Aux Giardini comme à l'Arsenal des oeuvres de plusieurs artistes parsèment de façon récurrente le parcours, souvent avec humour. Ainsi aux Giardini ce sont les séries "Bloom" de l'anglais Ed Astkin dont le visage a pris la place du corps velu d'une tarentule occupant le creux d'une main tendue ou courant sur un pied (photo 11) et "Divorce Dump" de la roumaine Anda Ursata avec ses cages thoraciques humaines remplies de sacs en plastique (photo 12). A l'Arsenal ce sont les sculptures instables et pleine d'humour (chaises ou étagères aux pieds tordus, trop hautes ou bancales) de l'anglaise Jess Darling (photo 13), elle-même handicapée et celles, proches du travail de Chamberlain, en métal froissé, tordu, bosselé et peinte de couleurs vives de la suisse Carol Bove (photo 14) ou encore les très belles photos d'africaines aux coiffures sophistiquées de la sud africaine Zanele Muholé (photo 15).
Que signer encore parmi cette profusion d'oeuvres dont la quantité nous laisse proche de l'indigestion. Citons "Exkalation", installation apocalyptique et spectaculaire de l'allemande Alexandra Bircken où une quarantaine de mannequins en latex noir tentent sans succès d'échapper à l'apocalypse qui nous guette (photo 15) , la désespérante vidéo de Dominique Gonzales Forster ou les fragiles et très ambigües sculptures en verre d'Andréa Ursata (photo 16).

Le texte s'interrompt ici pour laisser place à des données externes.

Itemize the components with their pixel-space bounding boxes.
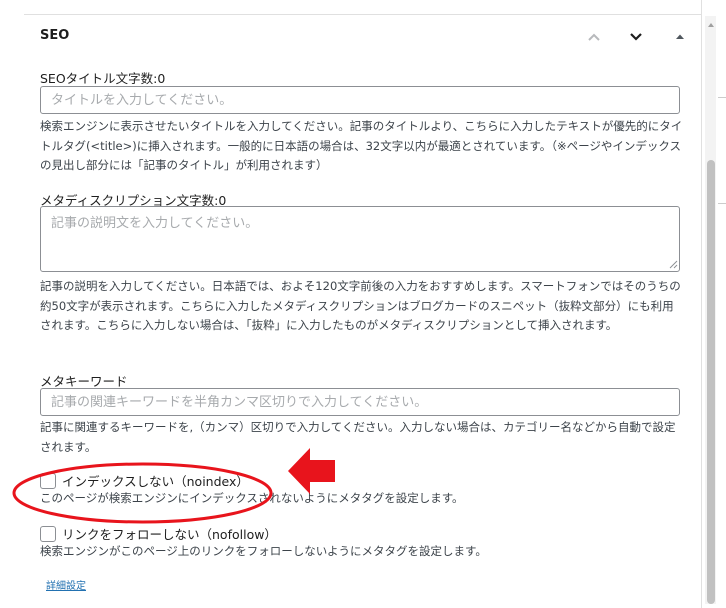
nofollow-help: 検索エンジンがこのページ上のリンクをフォローしないようにメタタグを設定します。 [40, 544, 487, 558]
panel-right-border [701, 0, 702, 608]
nofollow-checkbox[interactable] [40, 525, 56, 542]
move-up-button[interactable] [580, 22, 608, 52]
seo-title-input[interactable] [40, 86, 680, 114]
noindex-help: このページが検索エンジンにインデックスされないようにメタタグを設定します。 [40, 491, 464, 505]
move-down-button[interactable] [622, 22, 650, 52]
chevron-up-icon [588, 33, 600, 41]
meta-keywords-input[interactable] [40, 388, 680, 416]
nofollow-label[interactable]: リンクをフォローしない（nofollow） [62, 524, 277, 543]
panel-top-divider [24, 14, 702, 15]
outer-ui-divider [718, 97, 726, 98]
noindex-row: インデックスしない（noindex） [40, 471, 249, 490]
resize-grip-icon[interactable] [668, 259, 678, 269]
noindex-label[interactable]: インデックスしない（noindex） [62, 471, 249, 490]
noindex-checkbox[interactable] [40, 472, 56, 489]
meta-keywords-help: 記事に関連するキーワードを,（カンマ）区切りで入力してください。入力しない場合は… [40, 420, 676, 454]
triangle-up-icon [676, 34, 684, 39]
meta-description-help: 記事の説明を入力してください。日本語では、およそ120文字前後の入力をおすすめし… [40, 279, 681, 332]
chevron-down-icon [630, 33, 642, 41]
scrollbar-thumb[interactable] [707, 160, 715, 604]
meta-description-textarea[interactable] [40, 206, 680, 272]
nofollow-row: リンクをフォローしない（nofollow） [40, 524, 277, 543]
details-link[interactable]: 詳細設定 [46, 577, 86, 592]
seo-title-label: SEOタイトル文字数:0 [40, 71, 166, 86]
seo-title-help: 検索エンジンに表示させたいタイトルを入力してください。記事のタイトルより、こちら… [40, 119, 683, 172]
panel-title: SEO [40, 28, 70, 43]
scroll-up-arrow-icon[interactable] [706, 20, 716, 30]
outer-ui-divider [718, 203, 726, 204]
collapse-panel-button[interactable] [666, 22, 694, 52]
seo-panel-header: SEO [24, 22, 700, 52]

Le nombre démesuré (plus de quatre vingt dix) des pavillons nationaux éparpillés autour des pavillons centraux des Giardini et de l'Arsenal et dans Venise et dont la plupart diffuse des vidéos tourne à l'absurde. dix jours ne suffiraient pas pour les voir sérieusement. J'en ferai peut-être le commentaire dans un prochain article si l'actualité parisienne ne prend pas le pas.
Biennale de Venise 2019 aux Giardini et à l'Arsenal. Campo Castello. Ouverte du mardi au dimanche de 10 à 18 h. Fermé le 18 novembre. Jusqu'au 24 novembre.